La raison pour laquelle il a fallu si longtemps pour mesurer avec précision la sensibilité de notre odorat, c’est en grande partie parce que c’est beaucoup plus difficile à faire que, par exemple, de tester le spectre des longueurs d’onde de la lumière que l’œil humain peut percevoir, ou la gamme des ondes sonores que notre oreille peut entendre. Mais les chercheurs ont eu l’intuition que le vrai nombre était beaucoup plus grand que 10 000, car il a déjà été démontré que les humains ont plus de 400 récepteurs olfactifs différents qui travaillent de concert. A titre de comparaison, les trois récepteurs de lumière dans l’œil humain nous permettent de voir 10 millions de couleurs. Notant que la grande majorité des odeurs du monde réel sont le résultat du mélange de nombreuses molécules, l’odeur d’une rose, par exemple, est le résultat de 275 molécules uniques combinées ensemble, les chercheurs ont développé une méthode pour tester leur intuition. Ils ont travaillé avec un ensemble de 128 molécules différentes qui agissent comme des agents odorants, en les mélangeant dans des combinaisons uniques. Bien que de nombreuses odeurs familières, comme celle de l’orange, de l’anis et de la menthe verte, sont les résultats de molécules utilisées dans l’étude, les substances odorantes ont été délibérément mélangées pour produire des odeurs inconnues que les chercheurs décrivent plutôt comme étant "désagréable et bizarre".
En mélangeant soit 10, 20 ou 30 types de molécules différentes ensemble, dans des concentrations variables, les chercheurs pouvaient théoriquement produire des milliards d’odeurs différentes à tester sur les participants. Bien sûr, compte tenu de l’ impossibilité de demander à des individus de renifler des milliards de petits tubes en verre, les chercheurs ont dû trouver une méthode accélérée.
Ils l’ont fait en employant les mêmes techniques que les sondeurs politiques quand ils interrogent un échantillon représentatif d’électeurs et qu’ils utilisent leurs réponses pour les extrapoler à la population générale. Dans ce cas, les chercheurs ont tenté de déterminer qu’elles devaient être la différence entre deux flacons, en termes de pourcentage des différentes molécules odorantes qui les composaient, pour que les participants les différencient en dehors de niveaux supérieurs à la chance.
Image d’entête : un des nombreux flacons à odeur utilisée durant cette étude (université Rockefeller)
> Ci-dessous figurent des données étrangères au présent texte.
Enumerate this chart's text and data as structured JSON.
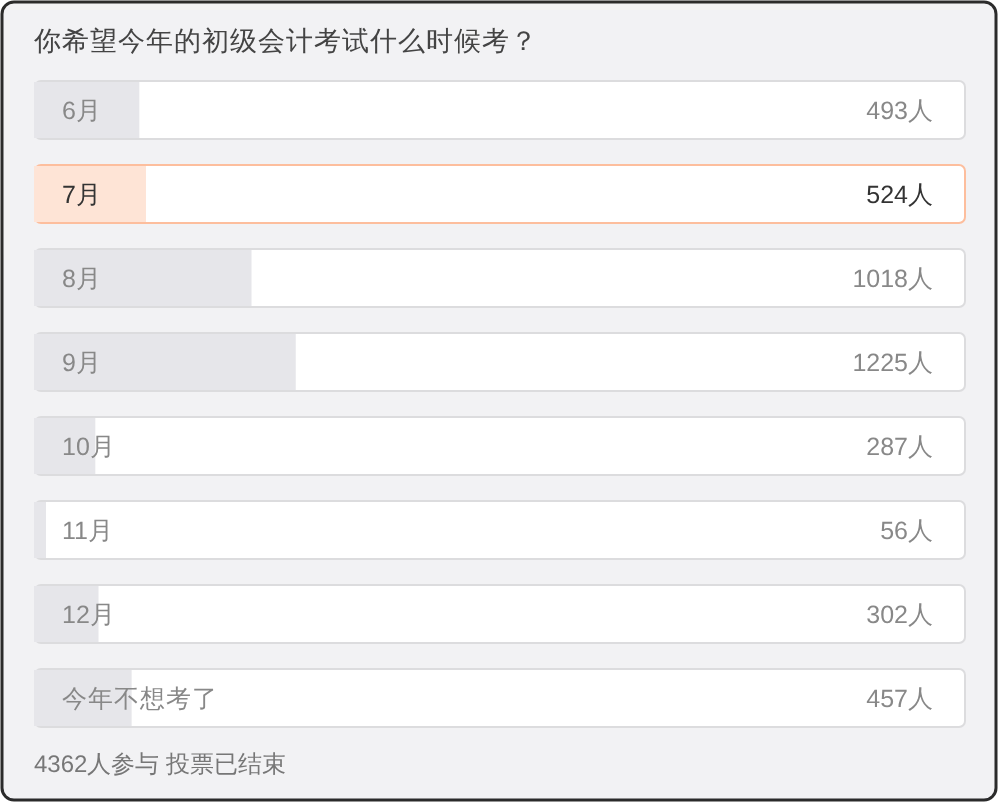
{
  "chart_data": {
    "type": "bar",
    "orientation": "horizontal",
    "title": "你希望今年的初级会计考试什么时候考？",
    "categories": [
      "6月",
      "7月",
      "8月",
      "9月",
      "10月",
      "11月",
      "12月",
      "今年不想考了"
    ],
    "values": [
      493,
      524,
      1018,
      1225,
      287,
      56,
      302,
      457
    ],
    "value_labels": [
      "493人",
      "524人",
      "1018人",
      "1225人",
      "287人",
      "56人",
      "302人",
      "457人"
    ],
    "colors": [
      "#e6e6ea",
      "#fee4d6",
      "#e6e6ea",
      "#e6e6ea",
      "#e6e6ea",
      "#e6e6ea",
      "#e6e6ea",
      "#e6e6ea"
    ],
    "xlim": [
      0,
      4362
    ],
    "tick_labels": "y",
    "annotations": [
      "4362人参与 投票已结束"
    ]
  }
}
Ensuite, ils ont pu commencer leurs essais. Pour chaque test, un bénévole a reçu trois flacons : deux avec des substances identiques et le dernier avec un mélange différent. Il leur a été demandé d’identifier l’intrus. Chaque participant fut exposé à environ 500 combinaisons odorantes différentes et, au total, quelques milliers d’odeurs ont été reniflées.
Après avoir analysé les taux de réussite des sujets aux tests pour repérer les différences, les auteurs ont déterminé que, en moyenne, deux flacons devaient contenir au moins 49 % de molécules odorantes différentes pour être distingués de manière fiable. Ainsi, deux flacons pouvaient être identiques à 51 % et les participants étaient encore en mesure de les différencier.
En extrapolant cela au montant total de combinaisons possibles, uniquement avec les 128 molécules utilisées dans l’expérience, ils ont indiqué que les participants ont pu distinguer au moins mille milliards de combinaisons différentes d’odeur. Le total réel est probablement beaucoup plus élevé, précisent les chercheurs, en raison des nombreuses autres molécules qui existent dans le monde réel.
Pour ces scientifiques qui ont consacré leur carrière à la puissance souvent négligée de l’olfaction, cette constatation est un vrai bonheur. La coauteure de l’étude Leslie Vosshall de rajouter : "J’espère que notre document de recherche va bouleverser la mauvaise réputation de l’odorat humain."